Open karniemi opened 7 years ago
@karniemi thanks for taking the time to fill out this issue in very good detail.
The logs being put on the host from the containers was indeed a design decision that was requested by others. You're right about the switch not yet being in place on RHEL. However the switch was put into play primarily for Atomic hosts as the file "/usr/libexec/oci/hooks.d/oci-systemd-hook" can not be removed in that environment. On RHEL you should be able to simply remove that file or move it to another directory and that will also turn off oci-systemd-hook for you too.
Hope that helps!
@TomSweeneyRedHat thanks for that possible workaround. It might serve someone who's having a critical issue with the logs piling up. Personally, I feel uneasy about removing files installed by rpms, and can live with cleaning up the host journal manually until there's a proper fix for this issue.
As far as I understand, there are two issues:
(That said, I now also understand and appreciate the value of oci-systemd-hook for those who want the containers' journal to the host - automatically and without the loose privileges that were earlier required without oci-systemd-hook . :-) )
The big difference between setting up a container runtime to log, is that they are only logging messages from stdout/stderr of the primary PID of the container. All messages that are written to /dev/log or directly to the journal are dropped. If you run systemd as PID1 inside of the container then these messages can be caught and recorded on the system.
We have to figure out the best way to handle these logs that can get left behind when the container is removed.
Opened a bugzilla on this issue.
nspawn has:
--link-journal=
Control whether the container's journal shall be made visible to the host system. If enabled, allows viewing the container's journal files from the host (but not vice versa). Takes one of "no", "host", "try-host", "guest", "try-guest", "auto". If "no", the journal is not linked. If "host", the journal files are stored on the host file system (beneath /var/log/journal/machine-id) and the subdirectory is bind-mounted into the container at the same location. If "guest", the journal files are stored on the guest file system (beneath /var/log/journal/machine-id) and the subdirectory is symlinked into the host at the same location. "try-host" and "try-guest" do the same but do not fail if the host does not have persistent journaling enabled. If "auto" (the default), and the right subdirectory of /var/log/journal exists, it will be bind mounted into the container. If the subdirectory does not exist, no linking is performed. Effectively, booting a container once with "guest" or "host" will link the journal persistently if further on the default of "auto" is used.
Note that --link-journal=try-guest is the default if the systemd-nspawn@.service template unit file is used.
I think the persistent journaling should be opt-in. Particularly given that Docker is commonly driven by e.g. Kubernetes which is really all about transient and not "pet/elephant" containers.
However the switch was put into play primarily for Atomic hosts as the file "/usr/libexec/oci/hooks.d/oci-systemd-hook" can not be removed in that environment.

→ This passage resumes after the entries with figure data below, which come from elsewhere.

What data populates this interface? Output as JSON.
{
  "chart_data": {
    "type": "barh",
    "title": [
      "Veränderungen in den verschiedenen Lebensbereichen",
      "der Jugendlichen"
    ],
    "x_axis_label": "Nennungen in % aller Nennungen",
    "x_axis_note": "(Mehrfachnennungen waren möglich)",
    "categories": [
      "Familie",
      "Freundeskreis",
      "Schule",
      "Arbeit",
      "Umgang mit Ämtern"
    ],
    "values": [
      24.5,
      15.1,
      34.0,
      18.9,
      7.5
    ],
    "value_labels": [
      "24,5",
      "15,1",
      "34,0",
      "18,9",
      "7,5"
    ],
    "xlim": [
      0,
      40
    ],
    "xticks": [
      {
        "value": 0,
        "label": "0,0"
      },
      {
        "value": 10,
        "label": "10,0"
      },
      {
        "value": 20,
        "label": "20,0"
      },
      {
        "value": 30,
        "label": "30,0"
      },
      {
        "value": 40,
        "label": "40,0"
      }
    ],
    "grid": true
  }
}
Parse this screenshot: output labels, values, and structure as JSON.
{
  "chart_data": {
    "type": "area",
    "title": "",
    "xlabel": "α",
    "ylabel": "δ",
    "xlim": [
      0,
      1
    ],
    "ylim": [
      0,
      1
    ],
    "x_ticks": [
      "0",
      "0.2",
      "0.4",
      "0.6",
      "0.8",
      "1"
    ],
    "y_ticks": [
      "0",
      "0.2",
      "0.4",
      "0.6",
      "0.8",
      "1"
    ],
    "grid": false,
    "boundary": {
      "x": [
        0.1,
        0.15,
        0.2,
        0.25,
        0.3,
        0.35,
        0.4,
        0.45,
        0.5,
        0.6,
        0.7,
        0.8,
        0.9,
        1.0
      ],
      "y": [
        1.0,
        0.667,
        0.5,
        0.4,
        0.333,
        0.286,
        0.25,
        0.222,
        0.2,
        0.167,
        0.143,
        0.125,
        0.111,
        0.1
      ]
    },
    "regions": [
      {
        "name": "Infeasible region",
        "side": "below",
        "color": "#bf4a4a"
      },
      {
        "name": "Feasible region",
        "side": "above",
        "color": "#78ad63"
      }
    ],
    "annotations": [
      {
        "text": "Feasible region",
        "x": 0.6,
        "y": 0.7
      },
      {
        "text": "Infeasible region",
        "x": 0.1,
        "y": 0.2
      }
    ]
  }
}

On RHEL you should be able to simply remove that file or move it to another directory and that will also turn off oci-systemd-hook for you too.
BTW, I'm really trying to get people away from "you can't" for Atomic Host. In fact, you can - just ostree admin unlock
. That's very explicitly transient for testing though - because removing it on a yum-based system also isn't reliably persistent - a yum update
pulling in a new version of oci-systemd-hook.rpm
will happily reinstate that file. Atomic Host/ostree is enforcing best practice, not about restricting users.
For a long time I was looking at /var/log/journald growing in size beyond limits, with new sub-directories piling in that directory...
Found the reason: it's the docker-containers that are using systemd, together with RHEL dockerd and oci-systemd-hook. In CI test rounds we are running and killings tens of docker containers per day, and the killed docker-containers are leaving their journal logs hanging in /var/log/journald/ of the host system. What's worse, the host systems journal log system does not seem to rotate these hanging logs -nor does it count them when using "journalctl --disk-usage". The contradicting disk usage reported "du"-command and "journalctl --disk-usage" was making me mad as well(and maybe would be worth another issue report). Anyway, the killed docker-containers leave "/var/log/journald//system.journal"-named files on the host, and probably the journal log rotation rules consider them as open, so it does not clean them...which causes the host journal to grow beyond the configured limits.
Versions: oci-systemd-hook 1:0.1.8-4.1.gite533efa.el7 which was brought in as a dependency of docker-1.12.6-48.git0fdc778-el7
(I'm not quite sure if it's really been a wise decision to automatically "leak" journal logs from containers to host. Yes, it's a design decision from Red Hat -and I understand it is intentional. Still, containers were supposed to be isolated environments - so at least I would have preferred keeping the default as not to leak the journal logs(nor anything else) from containers to the host. Why make journal a special case for the simple host-container-isolation-paradigma?)
Unfortunately, the version of oci-systemd-hook shipped by Red Hat does not support '--env oci-systemd-hook=disabled' ... so the only workaround is to periodically clean up the /var/log/journal manually?